On the journey to becoming a "who" you need to follow some basic rules:

Use the press release wisely. It is the lowest common denominator in the PR process but is vitally important. Good content presented correctly to journalists either on an individual basis or to a small group, which provides value to readers is what it is all about. Remember, copy has to compete for media play on intrinsic news value that commands media attention in credible, targeted slots.

Don't spam the media. Use well researched media lists. Research your target media, buy copies of the magazines and newspapers or subscribe to the e-zine to familiarise yourself with the content, style and specific sections/columns.

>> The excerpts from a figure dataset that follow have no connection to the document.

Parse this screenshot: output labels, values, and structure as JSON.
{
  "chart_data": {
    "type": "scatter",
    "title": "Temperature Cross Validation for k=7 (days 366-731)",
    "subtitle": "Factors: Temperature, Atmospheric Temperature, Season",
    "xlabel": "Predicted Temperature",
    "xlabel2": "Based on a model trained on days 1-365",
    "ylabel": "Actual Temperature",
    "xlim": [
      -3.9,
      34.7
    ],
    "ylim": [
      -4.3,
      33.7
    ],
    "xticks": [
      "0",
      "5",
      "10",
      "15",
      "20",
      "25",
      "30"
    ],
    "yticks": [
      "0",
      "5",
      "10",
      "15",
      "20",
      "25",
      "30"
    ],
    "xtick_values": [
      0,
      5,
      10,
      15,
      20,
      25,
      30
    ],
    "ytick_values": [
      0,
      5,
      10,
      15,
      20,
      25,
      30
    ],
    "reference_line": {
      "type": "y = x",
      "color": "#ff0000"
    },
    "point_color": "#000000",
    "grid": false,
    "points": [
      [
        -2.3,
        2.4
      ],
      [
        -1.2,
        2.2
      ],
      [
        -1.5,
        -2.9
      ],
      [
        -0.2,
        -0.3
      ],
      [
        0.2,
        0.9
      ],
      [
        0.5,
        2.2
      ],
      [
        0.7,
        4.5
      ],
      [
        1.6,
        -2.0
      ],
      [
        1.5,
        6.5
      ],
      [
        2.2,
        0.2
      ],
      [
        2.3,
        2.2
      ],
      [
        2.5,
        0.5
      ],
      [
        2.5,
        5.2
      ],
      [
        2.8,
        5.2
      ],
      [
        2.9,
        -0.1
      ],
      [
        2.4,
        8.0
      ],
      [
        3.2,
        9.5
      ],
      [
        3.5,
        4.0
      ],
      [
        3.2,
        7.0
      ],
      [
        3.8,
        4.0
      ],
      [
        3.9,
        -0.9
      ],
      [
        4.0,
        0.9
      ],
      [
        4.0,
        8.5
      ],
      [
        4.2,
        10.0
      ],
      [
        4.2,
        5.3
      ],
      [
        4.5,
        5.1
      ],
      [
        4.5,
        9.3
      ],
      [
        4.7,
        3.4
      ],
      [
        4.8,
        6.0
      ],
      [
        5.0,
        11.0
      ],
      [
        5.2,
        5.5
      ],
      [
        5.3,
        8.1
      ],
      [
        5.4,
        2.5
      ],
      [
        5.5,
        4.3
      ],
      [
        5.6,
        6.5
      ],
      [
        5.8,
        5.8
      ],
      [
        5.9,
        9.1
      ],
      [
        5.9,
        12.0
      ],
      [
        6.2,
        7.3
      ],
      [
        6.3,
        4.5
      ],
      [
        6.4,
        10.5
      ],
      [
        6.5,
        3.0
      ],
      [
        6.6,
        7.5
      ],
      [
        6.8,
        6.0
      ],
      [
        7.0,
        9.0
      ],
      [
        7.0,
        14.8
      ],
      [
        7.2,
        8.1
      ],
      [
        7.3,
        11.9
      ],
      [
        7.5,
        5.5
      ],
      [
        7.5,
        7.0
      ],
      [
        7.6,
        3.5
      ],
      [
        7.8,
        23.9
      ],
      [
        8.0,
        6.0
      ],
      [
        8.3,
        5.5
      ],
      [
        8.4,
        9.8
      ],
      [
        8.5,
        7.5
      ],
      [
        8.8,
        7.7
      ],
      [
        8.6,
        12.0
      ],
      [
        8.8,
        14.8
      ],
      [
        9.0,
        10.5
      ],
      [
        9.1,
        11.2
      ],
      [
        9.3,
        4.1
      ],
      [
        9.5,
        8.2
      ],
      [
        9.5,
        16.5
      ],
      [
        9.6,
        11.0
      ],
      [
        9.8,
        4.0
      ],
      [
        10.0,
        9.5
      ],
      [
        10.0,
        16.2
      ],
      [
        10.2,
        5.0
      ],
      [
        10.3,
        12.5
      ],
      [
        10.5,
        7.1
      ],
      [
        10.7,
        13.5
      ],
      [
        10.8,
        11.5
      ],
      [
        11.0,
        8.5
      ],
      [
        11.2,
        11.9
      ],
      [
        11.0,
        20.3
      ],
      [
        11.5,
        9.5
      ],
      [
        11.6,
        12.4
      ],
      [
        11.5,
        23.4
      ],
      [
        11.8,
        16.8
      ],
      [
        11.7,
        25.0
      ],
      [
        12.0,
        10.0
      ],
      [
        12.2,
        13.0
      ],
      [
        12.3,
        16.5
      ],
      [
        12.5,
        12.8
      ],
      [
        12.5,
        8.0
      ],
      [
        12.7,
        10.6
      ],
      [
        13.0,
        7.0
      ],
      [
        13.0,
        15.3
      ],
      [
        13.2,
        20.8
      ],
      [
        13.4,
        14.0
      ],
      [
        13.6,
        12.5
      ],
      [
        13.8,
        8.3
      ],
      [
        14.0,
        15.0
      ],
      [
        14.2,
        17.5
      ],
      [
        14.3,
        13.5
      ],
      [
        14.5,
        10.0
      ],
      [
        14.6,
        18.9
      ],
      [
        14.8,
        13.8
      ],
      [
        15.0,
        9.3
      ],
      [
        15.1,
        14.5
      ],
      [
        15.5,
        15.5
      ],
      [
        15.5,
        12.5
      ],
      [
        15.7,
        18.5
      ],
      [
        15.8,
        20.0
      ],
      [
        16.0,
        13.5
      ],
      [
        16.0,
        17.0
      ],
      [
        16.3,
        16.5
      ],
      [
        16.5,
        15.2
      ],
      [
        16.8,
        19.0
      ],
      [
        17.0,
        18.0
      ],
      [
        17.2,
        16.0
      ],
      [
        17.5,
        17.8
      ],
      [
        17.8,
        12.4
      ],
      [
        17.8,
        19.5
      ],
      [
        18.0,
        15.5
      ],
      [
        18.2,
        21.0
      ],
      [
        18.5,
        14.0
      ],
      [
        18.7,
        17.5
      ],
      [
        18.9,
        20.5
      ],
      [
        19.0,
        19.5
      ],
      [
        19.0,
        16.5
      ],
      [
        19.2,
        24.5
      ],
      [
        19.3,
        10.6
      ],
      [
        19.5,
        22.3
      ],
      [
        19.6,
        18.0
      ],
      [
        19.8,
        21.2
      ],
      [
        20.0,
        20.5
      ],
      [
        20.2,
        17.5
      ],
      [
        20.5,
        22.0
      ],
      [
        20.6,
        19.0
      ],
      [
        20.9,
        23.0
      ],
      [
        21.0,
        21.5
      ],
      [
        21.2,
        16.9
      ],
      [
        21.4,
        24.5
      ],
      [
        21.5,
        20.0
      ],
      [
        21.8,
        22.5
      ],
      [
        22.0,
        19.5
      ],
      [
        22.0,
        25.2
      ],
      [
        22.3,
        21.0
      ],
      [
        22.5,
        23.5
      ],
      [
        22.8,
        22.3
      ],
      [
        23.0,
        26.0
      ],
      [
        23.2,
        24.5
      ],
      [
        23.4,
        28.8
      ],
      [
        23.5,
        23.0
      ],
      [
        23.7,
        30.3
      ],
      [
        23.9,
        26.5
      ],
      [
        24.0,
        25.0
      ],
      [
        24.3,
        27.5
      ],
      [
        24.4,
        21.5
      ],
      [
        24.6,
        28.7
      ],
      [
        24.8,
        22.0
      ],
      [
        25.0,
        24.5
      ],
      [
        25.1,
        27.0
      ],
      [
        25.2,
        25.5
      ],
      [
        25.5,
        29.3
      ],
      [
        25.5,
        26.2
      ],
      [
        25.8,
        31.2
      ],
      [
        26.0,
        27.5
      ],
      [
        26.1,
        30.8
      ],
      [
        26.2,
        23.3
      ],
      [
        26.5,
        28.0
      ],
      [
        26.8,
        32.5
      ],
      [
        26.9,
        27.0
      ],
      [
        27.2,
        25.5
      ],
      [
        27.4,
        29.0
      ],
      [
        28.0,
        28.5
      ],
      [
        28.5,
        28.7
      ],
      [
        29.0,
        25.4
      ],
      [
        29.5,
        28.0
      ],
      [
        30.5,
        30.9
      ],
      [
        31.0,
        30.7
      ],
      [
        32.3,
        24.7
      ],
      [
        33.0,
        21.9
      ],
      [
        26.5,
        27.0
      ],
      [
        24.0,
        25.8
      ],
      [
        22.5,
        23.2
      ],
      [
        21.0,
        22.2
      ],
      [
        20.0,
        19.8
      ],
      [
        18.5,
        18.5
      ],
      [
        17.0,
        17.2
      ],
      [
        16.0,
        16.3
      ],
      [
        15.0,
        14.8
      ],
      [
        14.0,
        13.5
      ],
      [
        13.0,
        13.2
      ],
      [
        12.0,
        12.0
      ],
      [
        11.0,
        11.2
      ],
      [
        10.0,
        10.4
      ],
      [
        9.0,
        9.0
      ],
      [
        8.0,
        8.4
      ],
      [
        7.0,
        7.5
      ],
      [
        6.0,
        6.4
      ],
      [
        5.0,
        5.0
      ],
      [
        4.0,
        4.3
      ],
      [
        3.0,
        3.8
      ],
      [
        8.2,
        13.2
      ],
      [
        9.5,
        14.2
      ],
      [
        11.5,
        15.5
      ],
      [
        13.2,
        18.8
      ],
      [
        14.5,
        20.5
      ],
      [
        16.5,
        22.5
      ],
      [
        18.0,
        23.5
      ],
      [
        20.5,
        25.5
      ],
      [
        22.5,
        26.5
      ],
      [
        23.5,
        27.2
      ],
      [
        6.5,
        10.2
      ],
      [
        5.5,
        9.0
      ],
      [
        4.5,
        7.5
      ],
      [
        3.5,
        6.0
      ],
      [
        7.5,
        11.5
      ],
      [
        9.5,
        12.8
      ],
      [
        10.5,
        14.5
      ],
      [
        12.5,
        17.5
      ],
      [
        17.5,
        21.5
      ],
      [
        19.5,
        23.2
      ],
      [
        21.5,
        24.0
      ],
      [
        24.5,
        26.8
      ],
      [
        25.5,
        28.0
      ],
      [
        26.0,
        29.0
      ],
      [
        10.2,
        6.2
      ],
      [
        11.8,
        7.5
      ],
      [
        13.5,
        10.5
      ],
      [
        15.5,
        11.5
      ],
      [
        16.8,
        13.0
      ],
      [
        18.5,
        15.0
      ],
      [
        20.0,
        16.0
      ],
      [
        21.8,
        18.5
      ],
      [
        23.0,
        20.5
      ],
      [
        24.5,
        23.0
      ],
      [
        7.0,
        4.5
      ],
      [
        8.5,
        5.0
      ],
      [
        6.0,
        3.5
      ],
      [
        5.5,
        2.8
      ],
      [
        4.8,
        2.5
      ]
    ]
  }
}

Address journalists through personal e-mails or phone-calls - state upfront what the content of the release includes and why it is suitable for their publication/column.

Clients must be available for comment. If your agency is sending out a release be prepared to field media phone calls and provide additional information immediately. Respect journalists’ deadlines.

Have supporting hi-res photographs on hand. Print media can only use hi-res pictures. For newspaper print quality you need a file size of about 600k, for magazine quality your picture must be 300dpi with a file size of at least 1meg.

Brainstorm. It is always interesting and refreshing to involve someone else’s point of view on a particular case. Involve you client and colleagues in the challenges faced, share knowledge and creativity to solve them.

Make PR work strategically and tactically for your clients and your agency. Spend time thinking things through and connect with your clients and the media. This will go a long way to ensuring that your clients see PR as an essential item on the budget.